If Cesare’s conscience has been giving him any trouble, there has been no time to listen to it. Alfonso had still been nursing his wounds when Cesare had ridden incognito out of Rome to meet the French ambassador and hammer vague promises into hard numbers. King Louis would give him three hundred lancers and two thousand cavalry for this, his new campaign. He renews his contacts with the condottieri and on the streets of Rome there is a sudden influx of Spaniards, tough, brawny men who have heard there is money to be made for the price of their fingerprint on a contract.

Their loyalty and their fighting qualities are undisputed. All he needs is the wherewithal to pay them. That September sees twelve successful candidates for the Sacred College of Cardinals. Twelve! And while they are not unworthy – Cesare has too much experience of the Church to be so crass – they are only too happy to pay for entry into such an exclusive club. The night after their election they all dine together in his apartments (the Pope has business elsewhere). It is a grand, raucous affair. Their host is 120,000 ducats richer, which according to his administrators – including his old tutor, also a new cardinal – will be enough to finance an army on the road for four or five months. ‘War’, as d’Alegre had put it so succinctly, ‘is such an expensive business.’

By the time the army marches out of Rome, Cesare has already made one conquest. The thriving little town of Cesena, neighbour to Faenza and Forlì, has offered itself into his hands. It is the wisdom of pragmatism: Venice, having gained a promise of help against the Turks, has withdrawn her support from the bigger cities of the Romagna and the Pope has excommunicated their leaders. The citizens of Cesena know that it is better to give in early peacefully rather than violently late.

 

Lucrezia receives only a few days’ notice of her brother’s coming. There is no way she can refuse him. Her ladies, who keep their expressions guarded, are excited. Eight weeks in the country have been pleasant enough and it has been wonderful to see their mistress laugh again, but they are court animals, bred for fashion and flirtation, and it has been a long time since they have enjoyed either.

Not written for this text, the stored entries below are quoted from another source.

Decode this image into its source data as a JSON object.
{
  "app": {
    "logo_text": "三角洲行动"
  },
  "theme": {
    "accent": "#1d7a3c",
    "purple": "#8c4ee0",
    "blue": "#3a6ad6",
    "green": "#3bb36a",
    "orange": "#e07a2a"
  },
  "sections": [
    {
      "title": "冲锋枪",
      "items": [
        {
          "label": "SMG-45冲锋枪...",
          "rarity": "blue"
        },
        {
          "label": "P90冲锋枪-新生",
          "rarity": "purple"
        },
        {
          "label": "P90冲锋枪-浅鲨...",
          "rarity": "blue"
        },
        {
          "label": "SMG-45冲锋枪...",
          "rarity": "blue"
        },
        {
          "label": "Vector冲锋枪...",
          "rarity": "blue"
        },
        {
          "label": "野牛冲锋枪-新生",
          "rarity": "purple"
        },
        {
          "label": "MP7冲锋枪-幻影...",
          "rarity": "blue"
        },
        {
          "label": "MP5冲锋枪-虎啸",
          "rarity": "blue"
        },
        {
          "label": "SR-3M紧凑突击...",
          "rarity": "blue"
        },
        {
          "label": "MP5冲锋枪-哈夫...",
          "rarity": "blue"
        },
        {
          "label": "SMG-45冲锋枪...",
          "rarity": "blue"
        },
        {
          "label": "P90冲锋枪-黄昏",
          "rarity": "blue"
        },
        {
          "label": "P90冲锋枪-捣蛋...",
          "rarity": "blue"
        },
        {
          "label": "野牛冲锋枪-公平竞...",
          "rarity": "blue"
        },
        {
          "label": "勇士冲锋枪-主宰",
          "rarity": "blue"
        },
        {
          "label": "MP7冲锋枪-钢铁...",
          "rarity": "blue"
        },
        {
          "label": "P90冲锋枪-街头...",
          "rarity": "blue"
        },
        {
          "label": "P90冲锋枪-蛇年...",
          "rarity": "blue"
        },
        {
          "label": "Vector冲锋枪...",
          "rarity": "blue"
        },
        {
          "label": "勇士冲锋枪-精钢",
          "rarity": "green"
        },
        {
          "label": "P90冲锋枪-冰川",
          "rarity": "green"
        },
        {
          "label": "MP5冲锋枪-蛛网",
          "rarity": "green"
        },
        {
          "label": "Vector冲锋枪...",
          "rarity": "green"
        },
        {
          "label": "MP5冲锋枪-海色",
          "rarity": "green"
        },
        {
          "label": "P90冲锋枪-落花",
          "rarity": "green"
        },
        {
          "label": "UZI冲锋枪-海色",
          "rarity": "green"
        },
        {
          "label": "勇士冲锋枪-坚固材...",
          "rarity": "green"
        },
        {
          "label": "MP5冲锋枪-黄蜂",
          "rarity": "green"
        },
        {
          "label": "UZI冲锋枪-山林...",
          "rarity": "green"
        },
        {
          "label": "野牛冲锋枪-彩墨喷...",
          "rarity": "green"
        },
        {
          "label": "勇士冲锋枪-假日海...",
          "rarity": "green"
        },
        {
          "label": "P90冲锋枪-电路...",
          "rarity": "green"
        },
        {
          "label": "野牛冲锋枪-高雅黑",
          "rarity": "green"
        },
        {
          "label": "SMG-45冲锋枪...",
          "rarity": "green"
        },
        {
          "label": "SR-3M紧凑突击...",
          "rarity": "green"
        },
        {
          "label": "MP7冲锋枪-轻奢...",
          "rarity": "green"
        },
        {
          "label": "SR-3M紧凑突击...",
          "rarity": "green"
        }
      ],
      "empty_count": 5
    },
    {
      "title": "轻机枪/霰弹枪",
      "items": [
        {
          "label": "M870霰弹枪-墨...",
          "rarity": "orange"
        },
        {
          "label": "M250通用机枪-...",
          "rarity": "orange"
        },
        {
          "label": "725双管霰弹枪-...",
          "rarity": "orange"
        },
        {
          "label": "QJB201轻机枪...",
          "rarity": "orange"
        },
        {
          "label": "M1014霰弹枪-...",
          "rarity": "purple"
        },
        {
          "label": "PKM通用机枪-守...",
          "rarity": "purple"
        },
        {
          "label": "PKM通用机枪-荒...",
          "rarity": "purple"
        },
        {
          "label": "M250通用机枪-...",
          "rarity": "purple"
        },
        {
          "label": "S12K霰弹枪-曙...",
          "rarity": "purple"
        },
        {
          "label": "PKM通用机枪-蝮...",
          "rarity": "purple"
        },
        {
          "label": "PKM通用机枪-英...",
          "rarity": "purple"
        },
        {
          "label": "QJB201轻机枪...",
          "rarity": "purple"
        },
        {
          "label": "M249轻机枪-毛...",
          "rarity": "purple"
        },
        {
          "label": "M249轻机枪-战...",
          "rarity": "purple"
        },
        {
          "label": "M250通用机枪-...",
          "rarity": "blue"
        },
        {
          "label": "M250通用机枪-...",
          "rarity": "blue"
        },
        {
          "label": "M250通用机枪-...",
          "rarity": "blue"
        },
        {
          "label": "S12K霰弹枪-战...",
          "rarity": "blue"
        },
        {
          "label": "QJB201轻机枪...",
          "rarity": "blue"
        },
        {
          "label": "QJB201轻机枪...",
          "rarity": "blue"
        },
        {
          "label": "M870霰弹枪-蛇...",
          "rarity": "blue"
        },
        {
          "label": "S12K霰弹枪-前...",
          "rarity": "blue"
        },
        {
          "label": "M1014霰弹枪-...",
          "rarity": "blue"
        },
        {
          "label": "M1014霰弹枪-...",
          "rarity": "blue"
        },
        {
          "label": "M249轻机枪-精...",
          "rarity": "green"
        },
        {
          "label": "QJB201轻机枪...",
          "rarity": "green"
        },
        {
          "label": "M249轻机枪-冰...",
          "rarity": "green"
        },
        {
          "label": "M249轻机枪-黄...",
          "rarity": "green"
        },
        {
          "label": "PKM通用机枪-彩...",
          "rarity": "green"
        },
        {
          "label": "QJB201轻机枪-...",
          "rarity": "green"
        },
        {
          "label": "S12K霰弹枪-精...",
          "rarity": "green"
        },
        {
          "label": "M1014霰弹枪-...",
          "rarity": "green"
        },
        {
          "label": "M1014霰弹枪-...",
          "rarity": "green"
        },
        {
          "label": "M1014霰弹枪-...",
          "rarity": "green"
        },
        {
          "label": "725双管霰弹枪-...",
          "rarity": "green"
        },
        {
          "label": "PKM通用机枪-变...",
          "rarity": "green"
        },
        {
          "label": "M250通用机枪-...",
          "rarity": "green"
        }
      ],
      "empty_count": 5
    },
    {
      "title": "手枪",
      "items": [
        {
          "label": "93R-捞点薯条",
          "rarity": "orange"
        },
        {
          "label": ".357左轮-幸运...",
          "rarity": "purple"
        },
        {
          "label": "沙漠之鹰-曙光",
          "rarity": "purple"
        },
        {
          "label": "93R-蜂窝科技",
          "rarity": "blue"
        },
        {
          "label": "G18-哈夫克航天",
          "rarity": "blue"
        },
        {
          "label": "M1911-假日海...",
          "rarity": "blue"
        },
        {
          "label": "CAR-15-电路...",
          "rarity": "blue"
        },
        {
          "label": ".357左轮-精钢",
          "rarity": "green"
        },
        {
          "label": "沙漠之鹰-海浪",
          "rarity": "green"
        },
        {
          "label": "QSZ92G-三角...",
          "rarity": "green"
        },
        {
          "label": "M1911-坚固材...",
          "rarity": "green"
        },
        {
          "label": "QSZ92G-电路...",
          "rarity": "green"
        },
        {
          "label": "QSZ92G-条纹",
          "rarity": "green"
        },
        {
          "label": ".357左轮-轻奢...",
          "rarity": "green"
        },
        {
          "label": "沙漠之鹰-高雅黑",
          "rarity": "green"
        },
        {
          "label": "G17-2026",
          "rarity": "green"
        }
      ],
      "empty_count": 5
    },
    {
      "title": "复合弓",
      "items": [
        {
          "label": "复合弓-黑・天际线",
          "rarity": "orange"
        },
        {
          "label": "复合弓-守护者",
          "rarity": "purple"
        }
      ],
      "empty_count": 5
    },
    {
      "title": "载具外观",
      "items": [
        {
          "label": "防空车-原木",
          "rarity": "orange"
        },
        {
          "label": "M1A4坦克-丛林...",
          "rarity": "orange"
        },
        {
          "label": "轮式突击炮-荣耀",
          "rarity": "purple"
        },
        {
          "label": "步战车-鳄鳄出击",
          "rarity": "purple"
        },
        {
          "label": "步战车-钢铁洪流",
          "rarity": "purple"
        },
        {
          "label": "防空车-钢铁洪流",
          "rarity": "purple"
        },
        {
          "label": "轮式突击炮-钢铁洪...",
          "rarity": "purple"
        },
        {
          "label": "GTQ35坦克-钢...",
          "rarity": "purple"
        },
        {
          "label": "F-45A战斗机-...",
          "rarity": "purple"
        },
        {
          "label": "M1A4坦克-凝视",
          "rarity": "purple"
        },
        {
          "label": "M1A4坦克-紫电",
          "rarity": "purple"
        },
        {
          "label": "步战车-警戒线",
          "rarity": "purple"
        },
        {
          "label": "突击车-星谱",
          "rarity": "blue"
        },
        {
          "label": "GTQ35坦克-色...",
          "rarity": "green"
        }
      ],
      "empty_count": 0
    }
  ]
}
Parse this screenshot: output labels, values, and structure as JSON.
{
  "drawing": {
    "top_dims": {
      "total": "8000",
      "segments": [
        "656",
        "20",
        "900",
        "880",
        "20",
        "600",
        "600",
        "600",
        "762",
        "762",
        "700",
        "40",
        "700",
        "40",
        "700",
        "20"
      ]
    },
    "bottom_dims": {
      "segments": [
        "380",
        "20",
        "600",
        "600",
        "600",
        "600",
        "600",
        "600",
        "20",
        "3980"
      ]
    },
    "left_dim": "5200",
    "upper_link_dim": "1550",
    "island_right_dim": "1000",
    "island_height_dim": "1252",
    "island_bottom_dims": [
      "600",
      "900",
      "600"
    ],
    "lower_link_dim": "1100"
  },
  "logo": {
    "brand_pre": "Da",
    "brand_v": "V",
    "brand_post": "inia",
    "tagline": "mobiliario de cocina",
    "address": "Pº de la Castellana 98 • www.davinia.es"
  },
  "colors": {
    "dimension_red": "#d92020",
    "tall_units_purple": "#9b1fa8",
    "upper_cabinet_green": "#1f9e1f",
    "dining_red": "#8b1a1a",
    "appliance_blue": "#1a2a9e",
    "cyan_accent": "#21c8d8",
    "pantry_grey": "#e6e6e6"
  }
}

Cesare brings a few of his most lively captains with him (Michelotto is not one of them). Young men with feathered hats, and velvet slashes over flashing steel, they cause a flutter of hearts as they ride in. They are off to war and there is nothing they would enjoy more than the admiration of pretty women to help them on their way.

Even Sancia, who vows that she will never be in the same room as her brother’s murderer, relents. At dinner she finds herself placed between two Spanish captains, who compete tirelessly for her attention. Her notoriety, her beauty and her new radiance take no prisoners, and as she turns from one to the other she begins to remember what it is like not to be in tears. Who can blame her?

In contrast, Cesare and Lucrezia are like strangers. They greet each other with a polite embrace and he feels her body tight, unyielding against his. She makes sure that they are seated at different parts of the table, and though he looks at her often, she never returns the gaze, though of course she is aware of it. So is everyone else. It is hard not to be aware of Cesare Borgia. Dressed in black (style rather than any statement of mourning) he both exudes and attracts energy, like iron to a lodestone. He appears exuberantly well; no sign of purple flowers or groin ache now. Invincibility is so much his natural state that when the disease is dormant it is impossible for him – or anyone else – to imagine the agonies of it. Nevertheless, when the rest of the party retire to their rooms and the two of them are left alone, it is he who is the more uncomfortable.